I still consider the concept of "hole flow" to be a fraud. Just made up to try and justify the original explorers of electronics incorrectly guessing that current flowed from positive to negative.
Consider a bubble rising from the bottom of a glass of fizzy drink. Note that it's far easier to think of the bubble moving up, rather than thinking about the water molecules all moving down slightly at just the right time to leave a water void that
appears to be moving up. I grant you, not a perfect analogy since the bubble actually contains air, but the point remains valid I think. Similarly, in semiconductors, a "hole" is a "bubble" in the sea of electrons. If you see two snapshots, one with a hole on the left of the page, and the next with a hole on the right of the page, it's far more natural to say that the hole has moved to the right, rather than saying that a whole bunch of electrons have moved left by one atom.

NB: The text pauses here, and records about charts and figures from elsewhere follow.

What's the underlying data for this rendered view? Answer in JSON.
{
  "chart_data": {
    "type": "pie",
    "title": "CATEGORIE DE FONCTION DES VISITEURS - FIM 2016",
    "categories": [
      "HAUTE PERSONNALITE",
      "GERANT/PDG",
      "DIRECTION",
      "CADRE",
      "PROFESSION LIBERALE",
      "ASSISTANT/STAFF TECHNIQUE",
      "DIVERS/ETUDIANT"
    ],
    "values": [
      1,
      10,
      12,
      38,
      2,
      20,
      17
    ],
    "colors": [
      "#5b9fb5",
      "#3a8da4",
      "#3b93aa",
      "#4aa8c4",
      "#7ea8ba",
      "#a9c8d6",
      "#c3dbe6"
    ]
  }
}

In any case, your claim is completely flawed because semiconductor descriptions rely on simultaneously tracking holes and electrons -- holes and electrons have equal importance in semiconductor theory, they're both invoked together in the description of a BJT, which is hardly what you'd expect if you thought holes were just a historical mistake. If they weren't truly distinct manifestations, why would a single explanation conflate them. If you show me a (hypothetical) picture of a piece of silicon, I can point out the free electrons, and I can point out the holes. Holes are real; distinct entities from electrons.
Conventional current vs electron flow in metals is a
completely separate issue, you seem to be conflating the two. If someone were claiming that holes carry current in metals, then I'd agree with you. But no-one does that.